1)A car misses a turn and sinks into a shallow lake to a depth of 11.4 m. If the area of the car door is 0.56 m2, what is the force exerted on the outside of the door by the water? Note: 1 atm = 101 kPa.

2 answers

Assume the whole door is at 11.4 m

pressure = rho g h + 1 atm
rho = 10^3 kg/m^3

pressure = 10^3 (9.8)*11.4 + 1 atm

= 112*10^3 + 101*10^3

213*10^3 N/m^2

213*10^3 * .56 = 119*10^3 N

NOTE: You still actually have at least one atm on the inside of the door that you brought down from the surface. That will increase as water leaks into the car and eventually the pressure will equalize inside and out as the car fills with water.

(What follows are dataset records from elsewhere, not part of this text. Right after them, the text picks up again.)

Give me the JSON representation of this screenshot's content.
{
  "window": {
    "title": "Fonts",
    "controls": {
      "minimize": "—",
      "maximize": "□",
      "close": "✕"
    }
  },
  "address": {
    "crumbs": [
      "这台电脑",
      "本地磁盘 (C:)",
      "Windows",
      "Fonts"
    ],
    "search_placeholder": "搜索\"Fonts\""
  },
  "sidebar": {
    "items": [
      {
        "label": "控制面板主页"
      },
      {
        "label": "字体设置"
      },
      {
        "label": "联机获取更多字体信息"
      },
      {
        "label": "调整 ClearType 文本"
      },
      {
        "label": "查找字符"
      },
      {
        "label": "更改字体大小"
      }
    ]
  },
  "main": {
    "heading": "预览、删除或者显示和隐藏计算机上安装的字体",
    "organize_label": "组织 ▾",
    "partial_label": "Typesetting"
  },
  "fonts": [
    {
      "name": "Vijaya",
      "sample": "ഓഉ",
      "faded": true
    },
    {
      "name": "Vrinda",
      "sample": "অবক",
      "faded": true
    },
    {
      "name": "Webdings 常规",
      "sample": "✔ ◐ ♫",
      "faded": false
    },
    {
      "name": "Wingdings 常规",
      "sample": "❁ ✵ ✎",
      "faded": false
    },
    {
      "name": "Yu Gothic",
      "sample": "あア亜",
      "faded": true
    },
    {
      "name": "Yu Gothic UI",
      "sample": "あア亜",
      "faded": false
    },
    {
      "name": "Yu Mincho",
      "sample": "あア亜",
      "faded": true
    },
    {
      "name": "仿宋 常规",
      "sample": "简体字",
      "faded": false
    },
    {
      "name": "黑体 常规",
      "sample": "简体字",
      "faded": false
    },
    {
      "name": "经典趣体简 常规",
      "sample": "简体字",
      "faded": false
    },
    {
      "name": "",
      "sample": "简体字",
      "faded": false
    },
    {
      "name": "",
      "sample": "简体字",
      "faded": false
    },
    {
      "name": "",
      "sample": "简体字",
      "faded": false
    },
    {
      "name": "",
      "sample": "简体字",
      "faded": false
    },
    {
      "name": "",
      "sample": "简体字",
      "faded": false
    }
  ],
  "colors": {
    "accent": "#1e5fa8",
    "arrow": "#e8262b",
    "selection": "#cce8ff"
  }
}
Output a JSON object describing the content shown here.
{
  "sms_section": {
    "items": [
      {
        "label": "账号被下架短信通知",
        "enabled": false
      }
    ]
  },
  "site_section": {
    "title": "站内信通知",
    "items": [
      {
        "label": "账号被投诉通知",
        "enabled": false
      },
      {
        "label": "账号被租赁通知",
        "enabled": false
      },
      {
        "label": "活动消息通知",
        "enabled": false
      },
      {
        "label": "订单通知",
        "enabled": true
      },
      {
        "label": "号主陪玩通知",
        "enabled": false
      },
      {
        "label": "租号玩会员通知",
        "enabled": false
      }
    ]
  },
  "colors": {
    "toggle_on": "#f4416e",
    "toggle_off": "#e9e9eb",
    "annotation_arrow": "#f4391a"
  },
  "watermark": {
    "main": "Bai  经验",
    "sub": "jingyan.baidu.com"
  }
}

You may not wish to wait that long to open the door easily, but right from the start the problem is not quite as bad as implied here.
PS
If you wait until the pressure equalizes inside and out, you will have 1.13*10^5 Pa of pressure above atmospheric in your lungs.
If you then exit the car and swim up to the surface without expelling air from your lungs you will die as your lungs try to expand from the excess of air in them. Divers and submariners know about this and practice expelling air during free ascents using air under pressure (scuba or hard hat). It is called "air embolism".